I will make two final points. I echo the comments of colleagues, particularly Deputy Shortall, on Sláintecare. It is imperative that we do drive forward with the reform relating to Sláintecare. However, that does not mean we should use the small hospitals as guinea pigs for it when clearly we are not - as with the example I gave in the context of Roscommon - prepared to put the capital investment in to deal with it. The Minister of State should not come in and spin this yarn to me that the Government is not putting the thumbscrews on Irish Life Health because we want to use the smaller hospitals to drive forward the Sláintecare reforms. If that was the case, the Government would be putting the capital investment into the smaller hospitals but that is not happening.

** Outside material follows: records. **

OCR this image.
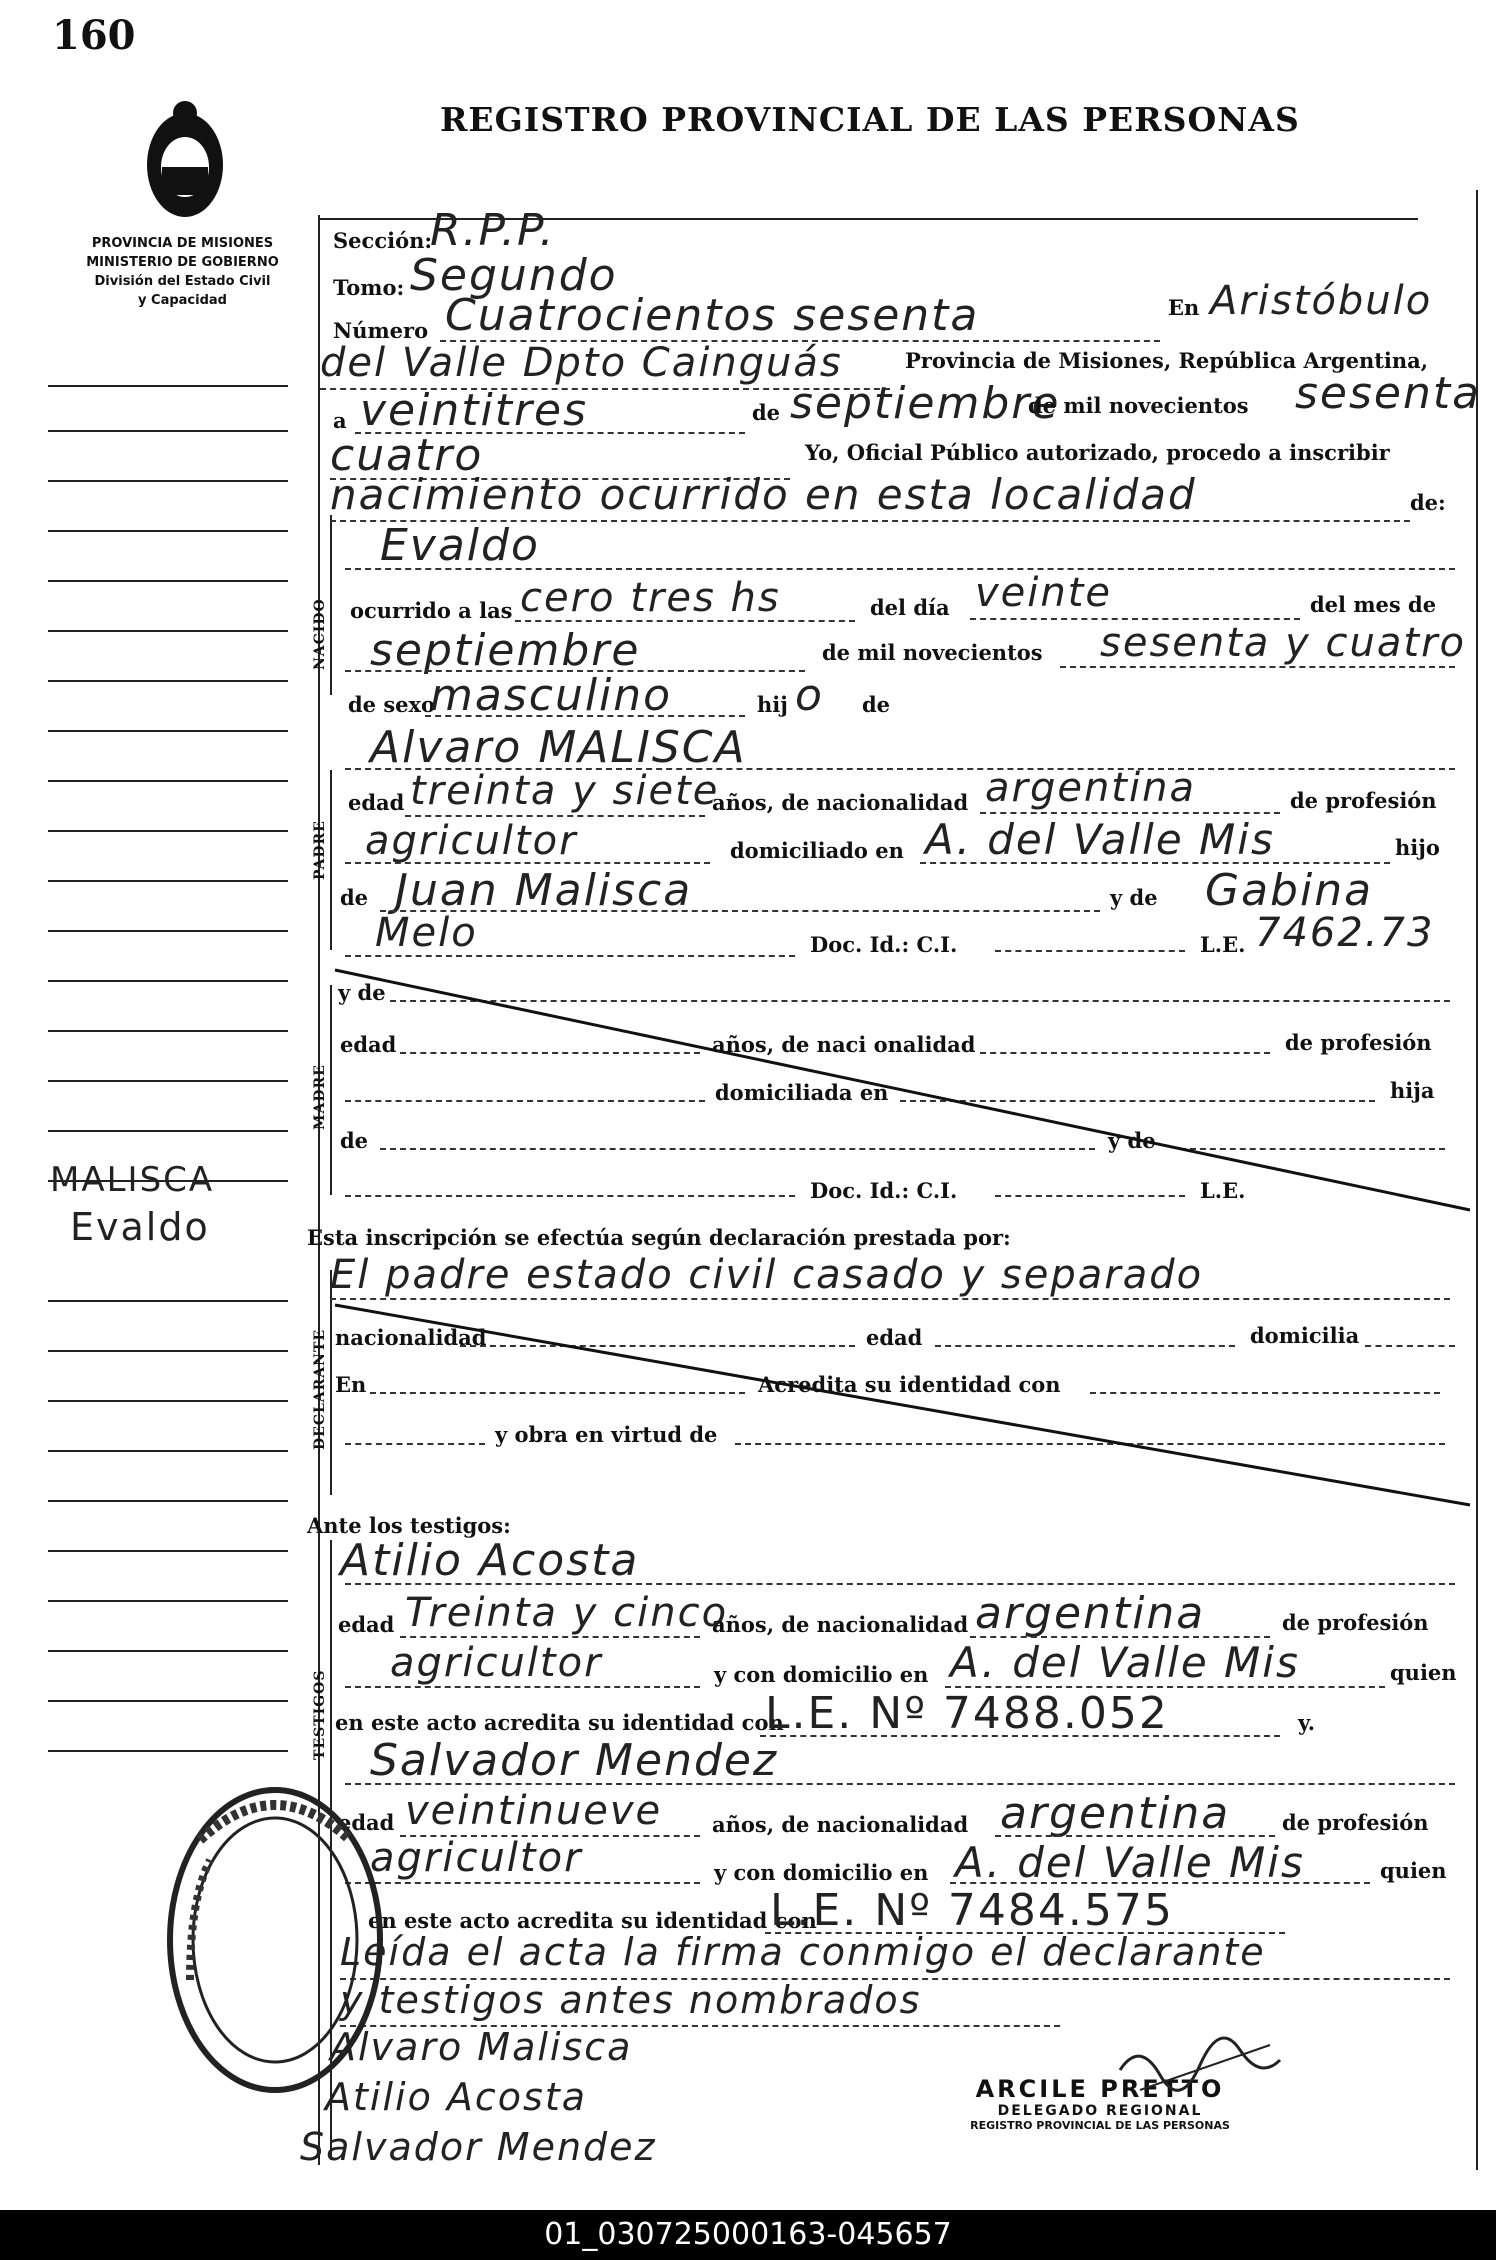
160
PROVINCIA DE MISIONES
MINISTERIO DE GOBIERNO
División del Estado Civil
y Capacidad
REGISTRO PROVINCIAL DE LAS PERSONAS
MALISCA
Evaldo
NACIDO
PADRE
MADRE
DECLARANTE
TESTIGOS
Sección:
R.P.P.
Tomo: Segundo
Número Cuatrocientos sesenta	En Aristóbulo
del Valle Dpto Cainguás	Provincia de Misiones, República Argentina,
a veintitres	de septiembre
de mil novecientos sesenta
cuatro	Yo, Oficial Público autorizado, procedo a inscribir
nacimiento ocurrido en esta localidad	de:
Evaldo
ocurrido a las cero tres hs	del día veinte	del mes de
septiembre	de mil novecientos sesenta y cuatro
de sexo
masculino	hij o de
Alvaro MALISCA
edad treinta y siete
años, de nacionalidad argentina	de profesión
agricultor	domiciliado en A. del Valle Mis	hijo
de Juan Malisca	y de Gabina
Melo	Doc. Id.: C.I.	L.E. 7462.73
y de
edad	años, de naci onalidad	de profesión
domiciliada en	hija
de	y de
Doc. Id.: C.I.	L.E.
Esta inscripción se efectúa según declaración prestada por:
El padre estado civil casado y separado
nacionalidad	edad	domicilia
En	Acredita su identidad con
y obra en virtud de
Ante los testigos:
Atilio Acosta
edad Treinta y cinco
años, de nacionalidad argentina	de profesión
agricultor	y con domicilio en A. del Valle Mis	quien
en este acto acredita su identidad con
L.E. Nº 7488.052	y.
Salvador Mendez
edad veintinueve años, de nacionalidad argentina de profesión
agricultor	y con domicilio en A. del Valle Mis	quien
en este acto acredita su identidad con
L.E. Nº 7484.575
Leída el acta la firma conmigo el declarante
y testigos antes nombrados
Alvaro Malisca
Atilio Acosta
Salvador Mendez
ARCILE PRETTO
DELEGADO REGIONAL
REGISTRO PROVINCIAL DE LAS PERSONAS
01_030725000163-045657
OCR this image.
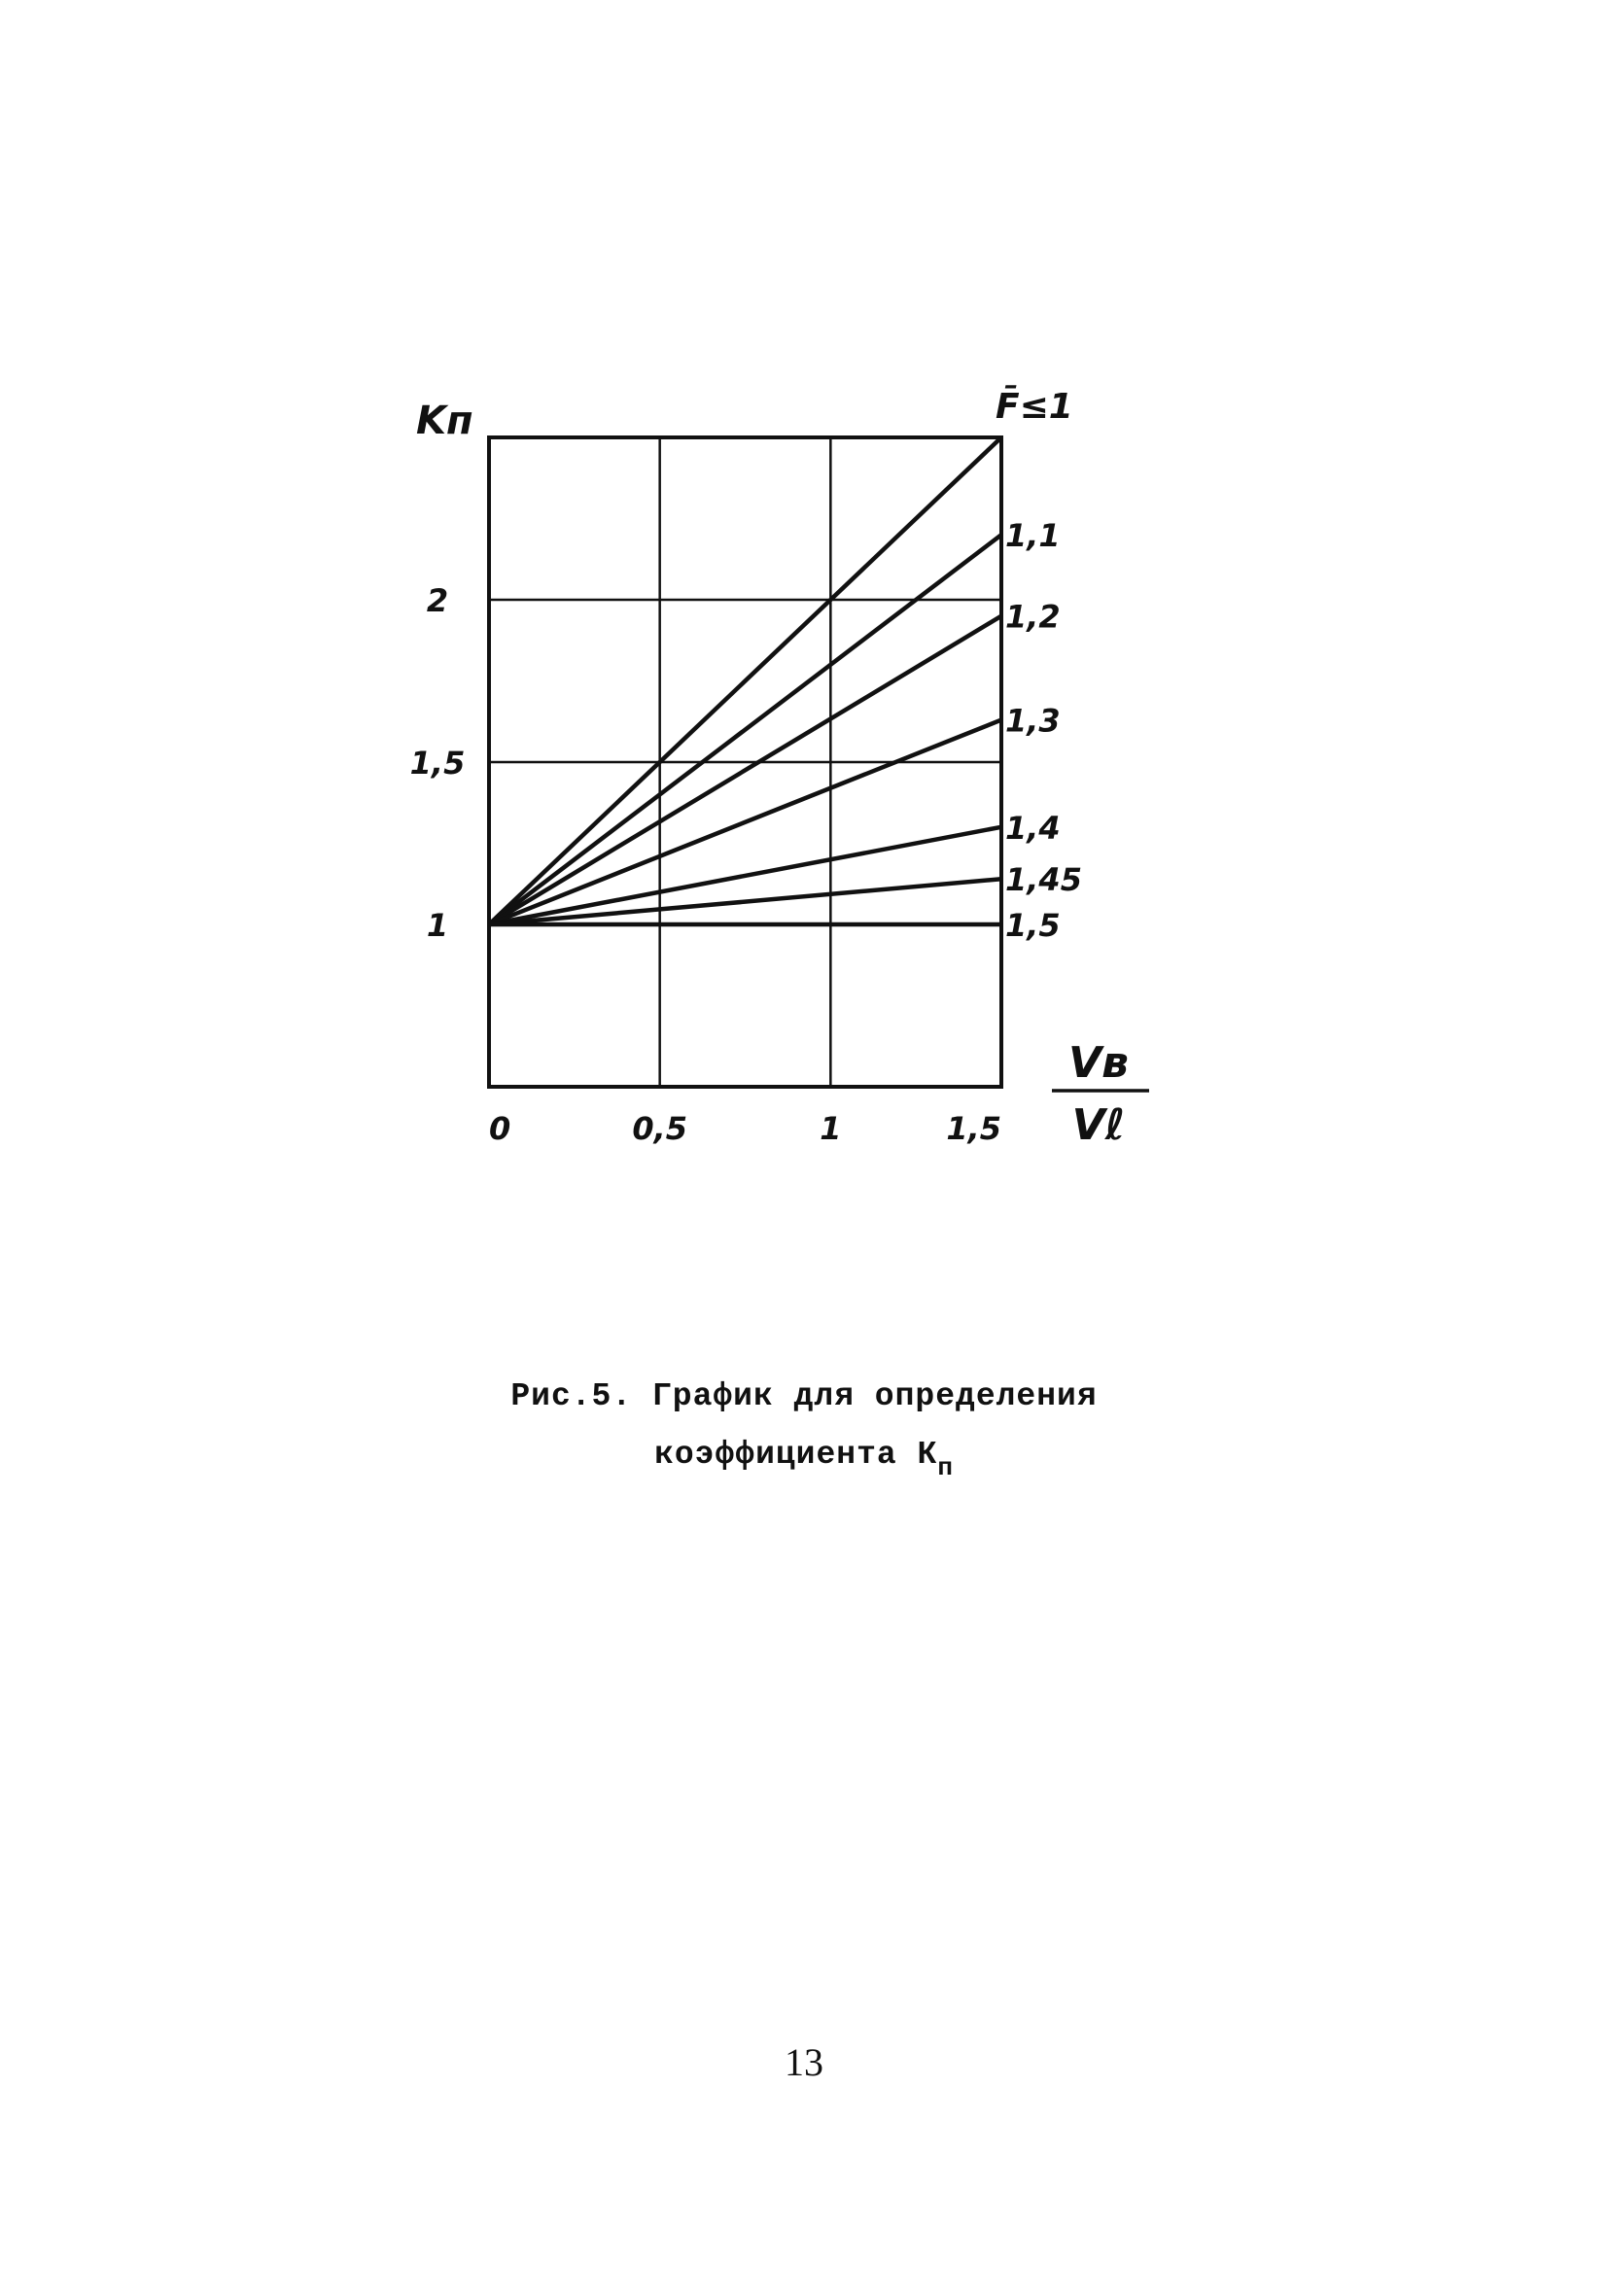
0	0,5	1	1,5
1
1,5
2
F̄≤1
1,1
1,2
1,3
1,4
1,45
1,5
Kп
Vв
Vℓ
Рис.5. График для определения
коэффициента $К_п$
13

I want to see Sláintecare come to fruition. We need a single, unified health system. That is why, along with former Deputy Michael Harty, I insisted during the negotiations on the programme for Government in 2016 that there be an all-party committee established to look at this matter and to set down a long-term plan for our health system. That was because I had seen during the previous 15 years I had been in politics that it all depended on the Minister who was it behind the desk on a particular day. As soon as that Minister left, the permanent government would revert to form and the new Minister would come in and would have to start the battle again. It was important, therefore, that there was consistency across Government and political parties. It is imperative that, despite the push-back from the permanent government, we see the Parliament, parliamentarians and politicians taking ownership of Sláintecare and driving it through.

This legislation will reduce the cost of insurance but this will only happen in April when the bulk of people will have already renewed their health insurance. I actively encourage every single person who gets a renewal of their policy to please shop around because there are significant savings to be made. There are a number of companies out there which specialise in that. I actively encourage people to go to those companies, shop around and make those savings, because that will bring about some of the change that is needed.